FBI Issues Warning About the Increase of Financial Sextortion Schemes Targeting Minors
LOS ANGELES—The FBI has seen a significant increase in financially motivated sextortion schemes online. Victims are typically males between the ages of 14 to 17, but any child can become a victim. Offenders are usually located outside the United States.
Due to this disturbing trend, the FBI is warning individuals who have a child in their life about the dangers of online activity that may lead to the solicitation and enticement of a minor to engage in sexual acts. Children who access the Internet via online gaming, gaming consoles, live streaming or video platforms, instant message apps, and social media are vulnerable to online predators. These offenders use different tactics to lure children to engage in inappropriate behavior.
“Several young people have taken their own life based on the feelings of fear and shame that result from sextortion and subsequent financial targeting,” said Donald Alway, the assistant director in charge of the FBI’s Los Angeles Field Office. “Whether you’re a parent, guardian, educator, coach, or have some role in the life of a young person, please talk to them about this crime and how to avoid becoming a victim.”
Offenders often use a “catfishing” tactic by impersonating a child of a similar age in order to gain a victim’s trust. For example, a boy thinks he’s chatting with a female and the perpetrator sends a nude photo or video of the female being impersonated to add legitimacy to the relationship. Predators sometimes hack legitimate accounts known to victims or create “copycat” accounts to make it appear as though the child knows them.
Offenders may ask the child to switch to a second platform capable of video calling and/or chatting. Offenders ask children to send sexually explicit images and videos and/or engage in sexually explicit activities via video call, then capture that material without the victims’ knowledge. If a child does not comply with producing sexually explicit imagery, offenders sometimes edit and create sexually explicit images of the child. Offenders also sometimes hack a child’s social media account to get sexually explicit material stored in the child’s account.
Offenders running financially motivated sextortion schemes threaten to release the compromising material unless the victim sends money, gift cards, cryptocurrency, or other payments. In some instances, offenders send the sexually explicit images or videos to family members or friends—even if the victims pay. Offenders have even extorted family members of victims who have committed suicide.
Children who pay create an incentive for continued extortion. In addition, offenders sometimes create images to elicit a response from the child. Some examples include the following: fake news headlines about the arrest of the child; a collage containing sexually explicit material and identifying information; a draft of a social media post that would distribute the sexually explicit material. Offenders sometimes distribute the images even if the child pays.
Victims often feel alone, embarrassed, and too afraid to seek help.
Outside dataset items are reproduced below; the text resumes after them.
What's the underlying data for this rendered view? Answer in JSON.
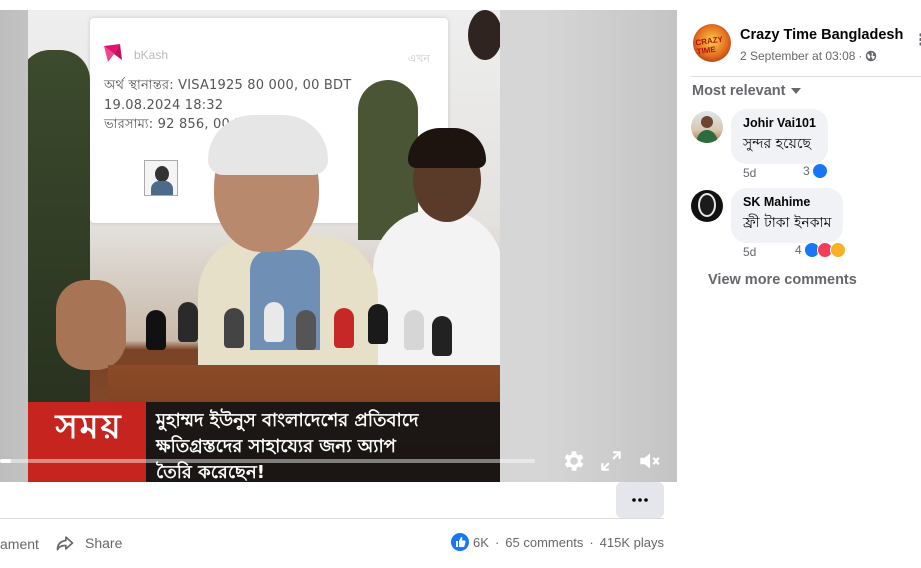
{
  "video": {
    "bkash_card": {
      "brand": "bKash",
      "status": "এখন",
      "line1": "অর্থ স্থানান্তর: VISA1925   80 000, 00 BDT",
      "line2": "19.08.2024 18:32",
      "line3": "ভারসাম্য:  92 856, 00 BDT"
    },
    "news": {
      "channel": "সময়",
      "headline_1": "মুহাম্মদ ইউনুস বাংলাদেশের প্রতিবাদে",
      "headline_2": "ক্ষতিগ্রস্তদের সাহায্যের জন্য অ্যাপ",
      "headline_3": "তৈরি করেছেন!"
    },
    "progress": 0.02
  },
  "post_actions": {
    "comment_label": "ament",
    "share_label": "Share",
    "reactions_count": "6K",
    "comments_count": "65 comments",
    "plays_count": "415K plays",
    "separator": "·"
  },
  "right_pane": {
    "page_name": "Crazy Time Bangladesh",
    "avatar_text": "CRAZY TIME",
    "post_time": "2 September at 03:08",
    "dot": "·",
    "sort_label": "Most relevant",
    "comments": [
      {
        "author": "Johir Vai101",
        "text": "সুন্দর হয়েছে",
        "time": "5d",
        "reactions": "3"
      },
      {
        "author": "SK Mahime",
        "text": "ফ্রী টাকা ইনকাম",
        "time": "5d",
        "reactions": "4"
      }
    ],
    "view_more": "View more comments"
  },
  "colors": {
    "accent": "#1877f2",
    "news_red": "#c6241f",
    "text_secondary": "#65676b"
  }
}
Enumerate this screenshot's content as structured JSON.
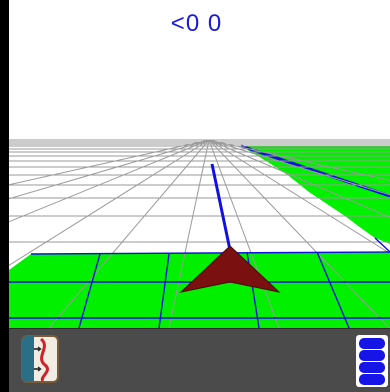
{
  "display": {
    "heading_text": "<0 0"
  },
  "colors": {
    "sky": "#ffffff",
    "ground": "#ffffff",
    "grid_line": "#9a9a9a",
    "coverage": "#00f000",
    "coverage_line": "#1010e0",
    "guidance_line": "#1010e0",
    "vehicle": "#7a1010",
    "heading_text": "#1a1adc",
    "toolbar": "#4b4b4b"
  },
  "toolbar": {
    "left_button_icon": "guidance-icon",
    "right_button_icon": "layers-icon"
  }
}
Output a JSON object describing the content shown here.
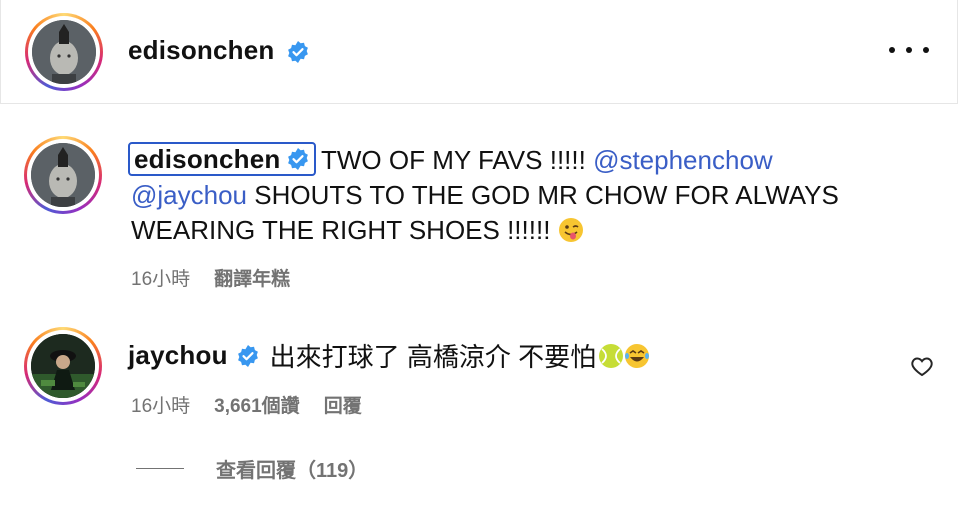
{
  "post": {
    "username": "edisonchen"
  },
  "caption": {
    "username": "edisonchen",
    "text_1": "TWO OF MY FAVS !!!!! ",
    "mention_1": "@stephenchow",
    "mention_2": "@jaychou",
    "text_2": " SHOUTS TO THE GOD MR CHOW FOR ALWAYS WEARING THE RIGHT SHOES !!!!!! ",
    "emoji": "winking-tongue-emoji",
    "time": "16小時",
    "translate": "翻譯年糕"
  },
  "comment": {
    "username": "jaychou",
    "text": "出來打球了 高橋涼介 不要怕",
    "emojis": [
      "tennis-ball-emoji",
      "laughing-tears-emoji"
    ],
    "time": "16小時",
    "likes": "3,661個讚",
    "reply": "回覆",
    "view_replies": "查看回覆（119）"
  },
  "colors": {
    "verified": "#3897f0",
    "mention": "#3a5ec6",
    "meta": "#737373",
    "highlight_border": "#2a59c9"
  }
}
Sextortion can lead victims to self-harm or suicide. There have been an alarming number of suicides identified in male victims of financially motivated sextortion schemes. It’s important for victims to understand they are not alone. Children should understand that any image or video—sexually explicit or otherwise—is completely out of their control as soon as it is transmitted.
Please review the tips below and share them with the children in your life:
- Be selective about what you share online, especially your personal information and passwords (predators will visit open social media accounts to learn details about their victims).
- Be wary of anyone you encounter for the first time online. Block or ignore messages from strangers.
- Be aware that people can pretend to be anyone online. Videos and photos are not proof that a person is who they claim to be.
- Be suspicious if you meet someone while playing a video game or through another online forum and they suggest changing to a different application or method through which to communicate.
- Encourage your children to report suspicious behavior to a trusted adult.
If you believe you or someone you know is the victim of sextortion:
- Contact your local FBI field office (visit fbi.gov for contact information)
- Report to:
- The FBI’s Internet Crime Complaint Center (ic3.gov)
- The National Center for Missing and Exploited Children (1-800-THE-LOST or Cybertipline.org)
- Do not delete communications before law enforcement is able to review them.
- Share details with law enforcement, regardless of how embarrassing that may be. This will be crucial for potential prosecution and to prevent additional victims.